Qui a droit à la prime de départ à la retraite ARRCO ?

Conditions générales pour bénéficier de la prime

Pour avoir droit à une indemnité de départ à la retraite dans le cadre d’un départ volontaire, tu dois remplir deux conditions cumulatives : être titulaire d’un CDI et justifier d’au moins 10 ans d’ancienneté dans l’entreprise au moment de la rupture de ton contrat. Sans ces 10 ans, aucune indemnité légale n’est due. Ta convention collective peut toutefois prévoir un seuil d’ancienneté inférieur — auquel cas c’est cette disposition qui s’applique en ta faveur.

Départ volontaire vs mise à la retraite : quelle différence ?

Le départ volontaire à la retraite, c’est toi qui prends l’initiative de faire valoir tes droits à la pension dès l’âge légal. C’est une démission qualifiée, moins protectrice sur le plan fiscal et social. La mise à la retraite par l’employeur, à l’inverse, relève de l’initiative de l’employeur — généralement à partir de 67 ans.
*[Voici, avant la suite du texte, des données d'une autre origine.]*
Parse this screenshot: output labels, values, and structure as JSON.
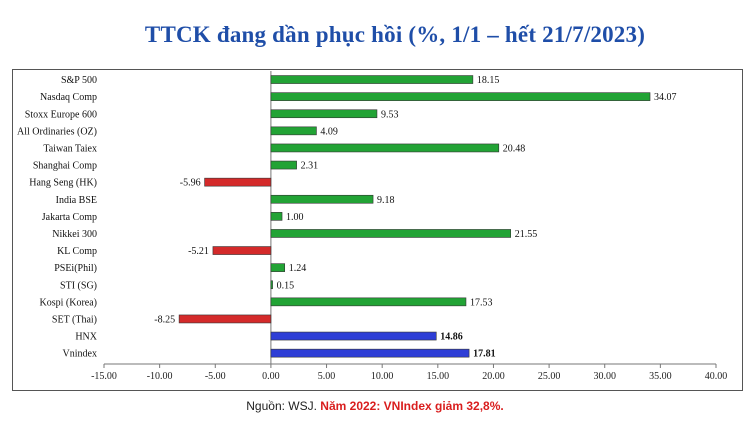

Elle suit les règles du licenciement et donne droit à une indemnité de mise à la retraite souvent plus élevée, avec un régime fiscal nettement plus avantageux.

Cas spécifiques : préretraite, rupture conventionnelle

Si tu pars à la retraite dans le cadre d’un dispositif de carrière longue (préretraite), tu peux percevoir une indemnité de fin de carrière sous réserve de justifier d’une ancienneté suffisante dans la profession. La rupture conventionnelle, quant à elle, ne permet pas de cumuler librement une indemnité de départ à la retraite : si tu remplis les conditions pour partir en retraite au moment de la signature, l’intégralité de l’indemnité est soumise à l’impôt sur le revenu et aux cotisations dès le premier euro.
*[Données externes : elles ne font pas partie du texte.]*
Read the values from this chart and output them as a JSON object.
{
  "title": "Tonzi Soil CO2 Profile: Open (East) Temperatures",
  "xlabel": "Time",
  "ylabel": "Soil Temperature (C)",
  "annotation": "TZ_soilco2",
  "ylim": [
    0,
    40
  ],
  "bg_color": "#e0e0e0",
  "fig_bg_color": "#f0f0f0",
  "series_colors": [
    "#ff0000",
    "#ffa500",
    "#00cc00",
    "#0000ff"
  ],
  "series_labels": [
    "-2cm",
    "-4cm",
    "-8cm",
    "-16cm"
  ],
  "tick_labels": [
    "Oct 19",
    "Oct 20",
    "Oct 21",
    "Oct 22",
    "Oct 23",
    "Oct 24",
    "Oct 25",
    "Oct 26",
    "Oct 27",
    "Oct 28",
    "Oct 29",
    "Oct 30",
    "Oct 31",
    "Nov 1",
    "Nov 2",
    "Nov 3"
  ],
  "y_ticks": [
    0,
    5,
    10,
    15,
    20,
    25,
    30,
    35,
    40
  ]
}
Comment est calculé le montant de votre prime de départ à la retraite ARRCO ?

Détermination du salaire de référence

Le salaire de référence est la base de tout calcul de l’indemnité. La loi impose de retenir la formule la plus avantageuse pour toi entre deux méthodes : soit la moyenne mensuelle de ta rémunération brute des 12 derniers mois précédant ton départ, soit le tiers de ta rémunération brute des 3 derniers mois. Dans ce second cas, les primes annuelles ou exceptionnelles versées sur cette période sont prises en compte au prorata de 3 mois sur 12.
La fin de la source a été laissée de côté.